Linien von innen nach außen getragen

So könnte das neue Werk von Hanna Bohnen aussehen, wenn es fertig installiert ist Der Entwurf „Liquid Lines“ zeigt eine mäandernde Linie, die aussieht wie der schleifenförmige Verlauf eines Flusses. Foto: Alex Williamson

Kiel. Kiel wird um ein vielschichtiges und spielerisches Kunstwerk im öffentlichen Raum reicher: Die Berliner Künstlerin Hanna Bohnen hat in einem Wettbewerb die Jury mit ihrem Beitrag „Liquid Lines“ überzeugt. Dieser soll nun in den kommenden Monaten am Hörnbad umgesetzt werden.

Der Kunstbeirat der Landeshauptstadt Kiel hatte im Januar diesen Wettbewerb ausgelobt und fünf Künstlerinnen und Künstler zur Teilnahme eingeladen. Ziel war es, ein Kunstwerk zu realisieren, das sich beispielsweise mit der geografischen Lage des Hörnbades zwischen West- und Ostufer, mit der Historie des Ortes oder mit der Funktion des Gebäudes befasst. Über die eingereichten Beiträge wurde Anfang April beraten, und eine Umsetzung am Hörnbad soll noch in diesem Jahr abgeschlossen werden. Die Jury beriet sich in einem anonymen Verfahren und wählte einstimmig den Beitrag von Hanna Bohnen aus. Damit erhält die Künstlerin 30.000 Euro Preisgeld und wird ihre Arbeit nun am Hörnbad umsetzen.
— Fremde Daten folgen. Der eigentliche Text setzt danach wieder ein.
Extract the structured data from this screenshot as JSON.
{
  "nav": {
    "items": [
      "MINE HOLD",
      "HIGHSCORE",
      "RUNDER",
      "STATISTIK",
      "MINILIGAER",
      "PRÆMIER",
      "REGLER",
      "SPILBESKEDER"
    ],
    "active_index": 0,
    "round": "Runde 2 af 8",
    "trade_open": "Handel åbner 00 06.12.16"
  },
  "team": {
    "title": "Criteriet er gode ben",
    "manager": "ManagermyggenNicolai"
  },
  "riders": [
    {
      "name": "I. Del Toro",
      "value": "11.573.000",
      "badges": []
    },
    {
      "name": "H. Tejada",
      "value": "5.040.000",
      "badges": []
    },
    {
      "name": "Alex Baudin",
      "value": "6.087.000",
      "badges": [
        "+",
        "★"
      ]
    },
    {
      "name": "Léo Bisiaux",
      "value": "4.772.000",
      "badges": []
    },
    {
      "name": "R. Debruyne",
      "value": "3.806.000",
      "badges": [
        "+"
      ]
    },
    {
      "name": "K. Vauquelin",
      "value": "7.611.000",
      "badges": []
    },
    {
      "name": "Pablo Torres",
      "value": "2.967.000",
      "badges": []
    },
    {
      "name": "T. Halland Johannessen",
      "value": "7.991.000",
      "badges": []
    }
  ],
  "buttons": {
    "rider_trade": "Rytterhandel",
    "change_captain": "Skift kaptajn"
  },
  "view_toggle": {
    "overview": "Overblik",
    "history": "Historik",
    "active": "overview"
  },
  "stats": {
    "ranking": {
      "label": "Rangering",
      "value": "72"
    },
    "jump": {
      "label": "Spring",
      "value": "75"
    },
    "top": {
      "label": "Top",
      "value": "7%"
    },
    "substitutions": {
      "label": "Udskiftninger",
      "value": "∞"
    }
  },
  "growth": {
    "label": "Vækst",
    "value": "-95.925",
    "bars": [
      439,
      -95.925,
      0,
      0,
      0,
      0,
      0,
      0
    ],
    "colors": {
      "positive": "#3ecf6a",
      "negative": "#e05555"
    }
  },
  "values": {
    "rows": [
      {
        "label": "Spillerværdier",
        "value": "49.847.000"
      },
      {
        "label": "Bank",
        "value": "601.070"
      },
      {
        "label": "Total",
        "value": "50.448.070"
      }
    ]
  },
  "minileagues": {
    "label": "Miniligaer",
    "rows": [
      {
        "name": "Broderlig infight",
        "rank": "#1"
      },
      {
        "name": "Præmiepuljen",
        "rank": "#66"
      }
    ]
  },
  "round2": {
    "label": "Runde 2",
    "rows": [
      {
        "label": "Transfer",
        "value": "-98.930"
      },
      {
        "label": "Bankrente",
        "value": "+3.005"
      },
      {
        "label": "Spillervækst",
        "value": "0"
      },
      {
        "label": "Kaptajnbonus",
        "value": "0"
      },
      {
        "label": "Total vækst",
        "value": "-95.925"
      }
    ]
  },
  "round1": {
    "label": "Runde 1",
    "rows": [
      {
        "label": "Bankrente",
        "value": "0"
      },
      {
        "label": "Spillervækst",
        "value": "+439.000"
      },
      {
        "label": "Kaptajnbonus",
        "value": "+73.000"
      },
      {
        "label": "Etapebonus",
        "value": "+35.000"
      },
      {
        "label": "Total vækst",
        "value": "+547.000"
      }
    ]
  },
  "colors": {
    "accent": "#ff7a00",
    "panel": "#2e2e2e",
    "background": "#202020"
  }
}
Der Entwurf „Liquid Lines“ zeigt eine mäandernde Linie, die aussieht wie der schleifenförmige Verlauf eines Flusses – aufgetragen mit Fahrbahnmarkierungsfarbe –, die sich über den gesamten Bäderboulevard vor der Architektur des Hörnbades erstreckt. Grundlage dieser Linie ist die körperliche Bewegung im Innenraum des Gebäudes. Mit Hilfe des Motion-Tracking-Verfahrens werden die dreidimensionalen Bewegungen von Schwimmern im Hörnbad aufgezeichnet, digitalisiert und in eine zweidimensionale Linie übersetzt. Die Bewegungen im Inneren des Schwimmbades werden so auf subtile Weise in den Außenraum übertragen.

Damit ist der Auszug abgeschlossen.